The secrets of the sanctuary have been locked away for 70 years in order to preserve its wildlife.
"There's a subway right underneath," New York City Parks Commissioner Adrian Benepe said.. "There's millions of people coming through. You can hear and see the city all around you, and yet you can also hear the blue jays calling the trees above."
The trees, the living and the dead, seem like old friends now to Joel Meyerowitz.
"By being present in the moment, I make a discovery," he said.
The quest began years before he became a famous photographer, long before his work was shown in galleries and museums all over the world.
"Growing up in the Bronx, even though I lived in a tenement, right across the street from me was a tributary to the Bronx River," he said. "So there was a wilderness there."
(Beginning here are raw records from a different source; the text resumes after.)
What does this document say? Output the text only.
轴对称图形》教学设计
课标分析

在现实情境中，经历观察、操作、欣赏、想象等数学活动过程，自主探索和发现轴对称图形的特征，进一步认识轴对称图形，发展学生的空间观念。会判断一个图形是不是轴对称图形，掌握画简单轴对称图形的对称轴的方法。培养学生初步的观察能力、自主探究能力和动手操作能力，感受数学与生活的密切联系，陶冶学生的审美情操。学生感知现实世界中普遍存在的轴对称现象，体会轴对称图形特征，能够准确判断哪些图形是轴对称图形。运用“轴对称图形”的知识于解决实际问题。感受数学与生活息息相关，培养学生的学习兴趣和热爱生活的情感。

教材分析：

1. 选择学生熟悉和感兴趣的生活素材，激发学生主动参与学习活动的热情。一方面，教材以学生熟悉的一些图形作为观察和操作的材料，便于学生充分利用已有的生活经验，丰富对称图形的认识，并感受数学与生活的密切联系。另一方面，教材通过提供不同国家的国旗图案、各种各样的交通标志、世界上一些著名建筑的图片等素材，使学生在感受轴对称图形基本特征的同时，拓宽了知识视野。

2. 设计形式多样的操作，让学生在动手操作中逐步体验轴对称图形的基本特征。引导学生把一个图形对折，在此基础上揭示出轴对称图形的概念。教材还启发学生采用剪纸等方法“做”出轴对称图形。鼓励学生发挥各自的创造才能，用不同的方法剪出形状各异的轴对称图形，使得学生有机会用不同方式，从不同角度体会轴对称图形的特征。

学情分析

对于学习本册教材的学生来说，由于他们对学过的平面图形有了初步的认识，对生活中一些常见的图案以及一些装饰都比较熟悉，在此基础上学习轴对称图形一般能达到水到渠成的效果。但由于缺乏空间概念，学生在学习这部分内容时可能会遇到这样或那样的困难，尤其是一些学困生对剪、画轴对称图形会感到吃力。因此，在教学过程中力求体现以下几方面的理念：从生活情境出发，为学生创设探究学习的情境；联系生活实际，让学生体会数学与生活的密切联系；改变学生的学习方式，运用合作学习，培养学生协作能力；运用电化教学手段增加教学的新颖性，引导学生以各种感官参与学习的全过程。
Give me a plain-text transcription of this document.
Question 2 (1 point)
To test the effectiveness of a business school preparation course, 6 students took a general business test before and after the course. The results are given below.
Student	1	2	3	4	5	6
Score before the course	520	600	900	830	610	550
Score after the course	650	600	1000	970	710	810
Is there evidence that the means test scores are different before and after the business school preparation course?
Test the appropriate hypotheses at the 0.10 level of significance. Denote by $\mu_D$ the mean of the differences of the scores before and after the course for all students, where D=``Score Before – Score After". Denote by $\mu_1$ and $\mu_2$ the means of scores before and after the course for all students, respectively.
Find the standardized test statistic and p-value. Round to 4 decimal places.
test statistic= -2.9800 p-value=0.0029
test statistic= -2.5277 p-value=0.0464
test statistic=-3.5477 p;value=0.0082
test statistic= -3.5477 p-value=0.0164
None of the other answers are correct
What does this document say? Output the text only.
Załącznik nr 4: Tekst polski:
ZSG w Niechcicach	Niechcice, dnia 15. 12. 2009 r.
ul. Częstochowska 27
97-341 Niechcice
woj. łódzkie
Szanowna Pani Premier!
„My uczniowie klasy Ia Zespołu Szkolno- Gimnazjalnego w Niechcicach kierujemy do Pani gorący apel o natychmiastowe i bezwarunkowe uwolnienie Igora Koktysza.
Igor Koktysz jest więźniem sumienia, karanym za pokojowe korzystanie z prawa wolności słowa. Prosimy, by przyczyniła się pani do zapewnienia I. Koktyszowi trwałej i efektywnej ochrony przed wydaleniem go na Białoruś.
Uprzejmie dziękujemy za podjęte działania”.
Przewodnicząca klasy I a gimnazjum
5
As a grown up, Meyerowitz got the chance to wander at will in all five boroughs, taking photographs for the parks department and collecting his work in a new book from Aperture called "Legacy."
Some of the best images came from within the sanctuary.
"There were these balloons that must've fallen from a building nearby, and they were just incredibly colorful," he said. "The only man-made thing in the whole space."
The space may be closed to the public, but there's no shortage of other places to have much the same experience.
"That retreat is the same retreat that people can have in all the parks in New York City if they just cared to walk off the bike paths and the playgrounds and go into some un-managed area and commune with nature," Benepe said.
Tours of the Hallet Sanctuary are offered from time to time.